Melle (79) : Avec ses migrants d’Afghanistan, de Guinée ou de Mauritanie, le bourg de 6.000 habitants prend des accents interculturels

L’accueil de migrants se fait à Melle depuis 2016, à la demande de la municipalité [socialiste] qui a mis pour cela à disposition les quatre anciens logements des sapeurs-pompiers.

Zakir, Sami, Ihsanullah, Ibrahima, Idrissa et les autres

Les familles confiées au début ont été remplacées par des jeunes adultes, des 20-30 ans majoritairement, arrivant de plusieurs parties du monde et après des périples qu’on devine souvent très douloureux. Si l’accueil au sein de l’Huda s’accompagne d’une aide aux lourdes démarches administratives, c’est aussi un lieu de vie où tous se côtoient.
20 h 50 ce jeudi-là, heure donnée par une application sur les smartphones, une bonne partie des jeunes adultes accueillis dans les logements de l’impasse du Feu sont réunis autour d’un tapis. L’installation est peu confortable, mais l’ambiance plus que bonne. Ce repas, l’unique de la journée en cette période de ramadan, est l’occasion de cuisiner des plats typiques, très parfumés. La variété des origines implique une variété de saveurs. Malgré la barrière de la langue, les discussions sont animées et joyeuses. Zakir, Sami, Ihsanullah, Ibrahima, Idrissa et les autres sont Afghans, Mauritaniens et Guinéens. Certains viennent de la même ville mais ne se connaissaient pas avant de cohabiter ici. Ils savent aussi qu’ils n’auraient pu se fréquenter dans leur pays d’origine. Ici, ça devient possible.

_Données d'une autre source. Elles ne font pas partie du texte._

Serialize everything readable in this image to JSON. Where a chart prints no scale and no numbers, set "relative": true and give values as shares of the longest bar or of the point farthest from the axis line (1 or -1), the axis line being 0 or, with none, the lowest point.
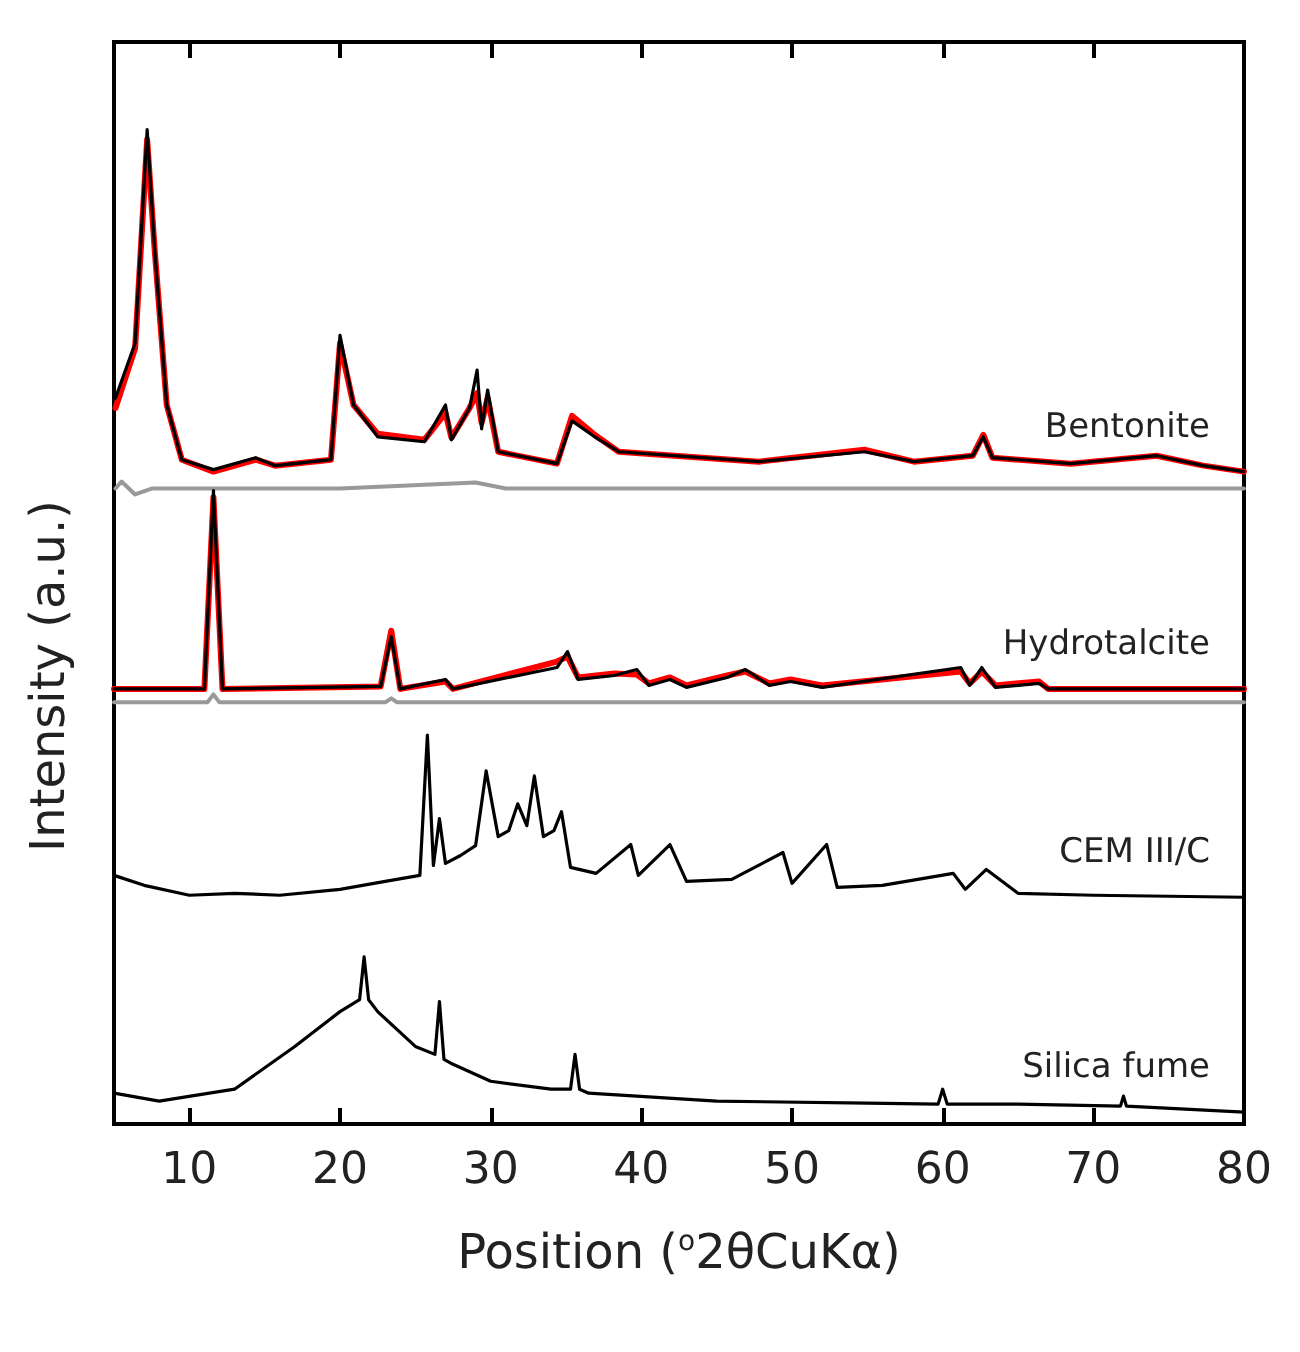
{
  "chart_data": {
    "type": "line",
    "relative": true,
    "xlabel": "Position ($^{o}$2θCuKα)",
    "ylabel": "Intensity (a.u.)",
    "xlim": [
      5,
      80
    ],
    "xticks": [
      10,
      20,
      30,
      40,
      50,
      60,
      70,
      80
    ],
    "grid": false,
    "legend": false,
    "marker": "none",
    "line_style": "solid",
    "series": [
      {
        "color": "#ff0000",
        "x": [
          5.1,
          6.4,
          7.2,
          7.7,
          8.5,
          9.5,
          11.6,
          14.4,
          15.7,
          19.4,
          20.0,
          20.9,
          22.5,
          25.6,
          27.0,
          27.4,
          28.6,
          29.1,
          29.4,
          29.8,
          30.5,
          34.4,
          35.4,
          36.9,
          38.5,
          47.8,
          54.8,
          58.1,
          62.0,
          62.7,
          63.3,
          68.5,
          74.2,
          77.3,
          80.0
        ],
        "values": [
          0.72,
          0.78,
          0.99,
          0.879,
          0.723,
          0.668,
          0.656,
          0.668,
          0.662,
          0.668,
          0.785,
          0.723,
          0.694,
          0.688,
          0.715,
          0.69,
          0.72,
          0.735,
          0.705,
          0.73,
          0.676,
          0.664,
          0.712,
          0.693,
          0.676,
          0.666,
          0.678,
          0.666,
          0.672,
          0.693,
          0.67,
          0.664,
          0.672,
          0.662,
          0.656
        ]
      },
      {
        "name": "Bentonite",
        "color": "#000000",
        "x": [
          5.1,
          6.4,
          7.2,
          7.7,
          8.5,
          9.5,
          11.6,
          14.4,
          15.7,
          19.4,
          20.0,
          20.9,
          22.5,
          25.6,
          27.0,
          27.4,
          28.6,
          29.1,
          29.4,
          29.8,
          30.5,
          34.4,
          35.4,
          36.9,
          38.5,
          47.8,
          54.8,
          58.1,
          62.0,
          62.7,
          63.3,
          68.5,
          74.2,
          77.3,
          80.0
        ],
        "values": [
          0.73,
          0.785,
          1.0,
          0.879,
          0.723,
          0.668,
          0.658,
          0.67,
          0.662,
          0.668,
          0.793,
          0.723,
          0.691,
          0.686,
          0.723,
          0.688,
          0.72,
          0.758,
          0.699,
          0.738,
          0.676,
          0.664,
          0.707,
          0.691,
          0.676,
          0.666,
          0.676,
          0.666,
          0.672,
          0.691,
          0.67,
          0.664,
          0.672,
          0.662,
          0.656
        ]
      },
      {
        "color": "#999999",
        "x": [
          5.1,
          5.5,
          6.4,
          7.5,
          10,
          20,
          29,
          31,
          40,
          60,
          80
        ],
        "values": [
          0.639,
          0.646,
          0.633,
          0.639,
          0.639,
          0.639,
          0.645,
          0.639,
          0.639,
          0.639,
          0.639
        ]
      },
      {
        "color": "#ff0000",
        "x": [
          5,
          11.0,
          11.6,
          12.2,
          22.7,
          23.4,
          24,
          27.0,
          27.5,
          34.4,
          35.1,
          35.8,
          38.2,
          39.7,
          40.5,
          41.9,
          43,
          45.7,
          46.9,
          48.5,
          49.9,
          52,
          61.2,
          61.8,
          62.6,
          63.5,
          66.4,
          67,
          80
        ],
        "values": [
          0.4375,
          0.4375,
          0.63,
          0.4375,
          0.44,
          0.496,
          0.4375,
          0.445,
          0.4375,
          0.465,
          0.47,
          0.449,
          0.453,
          0.452,
          0.443,
          0.449,
          0.441,
          0.451,
          0.455,
          0.443,
          0.447,
          0.441,
          0.455,
          0.443,
          0.455,
          0.441,
          0.445,
          0.4375,
          0.4375
        ]
      },
      {
        "name": "Hydrotalcite",
        "color": "#000000",
        "x": [
          5,
          11.0,
          11.6,
          12.2,
          22.7,
          23.4,
          24,
          27.0,
          27.5,
          34.4,
          35.1,
          35.8,
          38.2,
          39.7,
          40.5,
          41.9,
          43,
          45.7,
          46.9,
          48.5,
          49.9,
          52,
          61.2,
          61.8,
          62.6,
          63.5,
          66.4,
          67,
          80
        ],
        "values": [
          0.4375,
          0.4375,
          0.637,
          0.4375,
          0.44,
          0.49,
          0.4375,
          0.447,
          0.4375,
          0.459,
          0.475,
          0.447,
          0.451,
          0.457,
          0.441,
          0.447,
          0.439,
          0.449,
          0.457,
          0.441,
          0.445,
          0.439,
          0.459,
          0.441,
          0.459,
          0.439,
          0.443,
          0.4375,
          0.4375
        ]
      },
      {
        "color": "#999999",
        "x": [
          5,
          11.2,
          11.6,
          12.0,
          23.0,
          23.4,
          23.8,
          80
        ],
        "values": [
          0.424,
          0.424,
          0.432,
          0.424,
          0.424,
          0.428,
          0.424,
          0.424
        ]
      },
      {
        "name": "CEM III/C",
        "color": "#000000",
        "x": [
          5,
          7,
          10,
          13,
          16,
          20,
          23,
          25.3,
          25.8,
          26.2,
          26.6,
          27.0,
          28,
          29.0,
          29.7,
          30.5,
          31.2,
          31.8,
          32.4,
          32.9,
          33.5,
          34.2,
          34.7,
          35.3,
          37,
          39.3,
          39.8,
          41.9,
          43,
          46,
          49.4,
          50,
          52.3,
          53,
          56,
          60.7,
          61.5,
          62.9,
          65,
          70,
          75,
          80
        ],
        "values": [
          0.25,
          0.24,
          0.23,
          0.232,
          0.23,
          0.236,
          0.244,
          0.25,
          0.391,
          0.26,
          0.307,
          0.262,
          0.27,
          0.28,
          0.355,
          0.289,
          0.295,
          0.322,
          0.3,
          0.35,
          0.289,
          0.295,
          0.314,
          0.258,
          0.252,
          0.281,
          0.25,
          0.281,
          0.244,
          0.246,
          0.273,
          0.242,
          0.281,
          0.238,
          0.24,
          0.252,
          0.236,
          0.256,
          0.232,
          0.23,
          0.229,
          0.228
        ]
      },
      {
        "name": "Silica fume",
        "color": "#000000",
        "x": [
          5,
          8,
          13,
          17,
          20,
          21.3,
          21.6,
          21.9,
          22.5,
          25,
          26.3,
          26.6,
          26.9,
          27.5,
          30,
          34,
          35.3,
          35.6,
          35.9,
          36.5,
          45,
          55,
          59.7,
          60.0,
          60.3,
          65,
          71.8,
          72,
          72.2,
          80
        ],
        "values": [
          0.031,
          0.023,
          0.035,
          0.078,
          0.113,
          0.125,
          0.168,
          0.125,
          0.113,
          0.078,
          0.07,
          0.123,
          0.065,
          0.06,
          0.043,
          0.035,
          0.035,
          0.07,
          0.035,
          0.031,
          0.023,
          0.021,
          0.02,
          0.035,
          0.02,
          0.02,
          0.018,
          0.028,
          0.018,
          0.012
        ]
      }
    ]
  }
}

« On leur laisse la possibilité de se regrouper par affinités, en évitant de favoriser le communautarisme », explique Corinne Poirier, accompagnatrice sociale. « Nous leur donnons des cours de français mais également de culture française pour leur expliquer ce qu’est précisément la laïcité ou pourquoi l’école est chez nous gratuite et obligatoire. Certains ne sont même pas allés à l’école dans leur pays. Ils fuient aussi leur pays à la recherche de valeurs. » Une rencontre est également prévue à la mairie. Le sport, notamment le football, est vecteur d’intégration et de cohésion […].

Une santé psychologique fragile

Si les migrants sont accueillis à Melle dans l’attente de l’obtention, pas systématique, du statut de demandeur d’asile puis de réfugié, la lenteur des démarches allonge largement la durée de leur séjour. « Tout le temps qu’ils passent ici dans l’attente d’une réponse génère de l’espoir, commente Anne Giraud, conseillère municipale en charge de l’Huda, en relation avec le CCAS. On leur demande de s’intégrer en apprenant la langue mais, au final, ils ne sont sûrs de rien. C’est humainement difficile. Certains ont mis plusieurs années à venir en France, ont été emprisonnés, parfois battus et réduits à l’esclavage. Ils ont des expériences de vie humainement difficiles. » « Toutes ces démarches leur demandent beaucoup de courage et de force, conclut Corinne Poirier. Ils arrivent ici épuisés, avec une santé psychologique parfois fragile. Notre rôle est aussi d’amener des valeurs humanistes. Ils disent eux-mêmes que plus ils se connaissent, plus ils s’apprécient. » Afin d’améliorer leur quotidien, des travaux sont prévus dans les logements, auxquels ils participeront.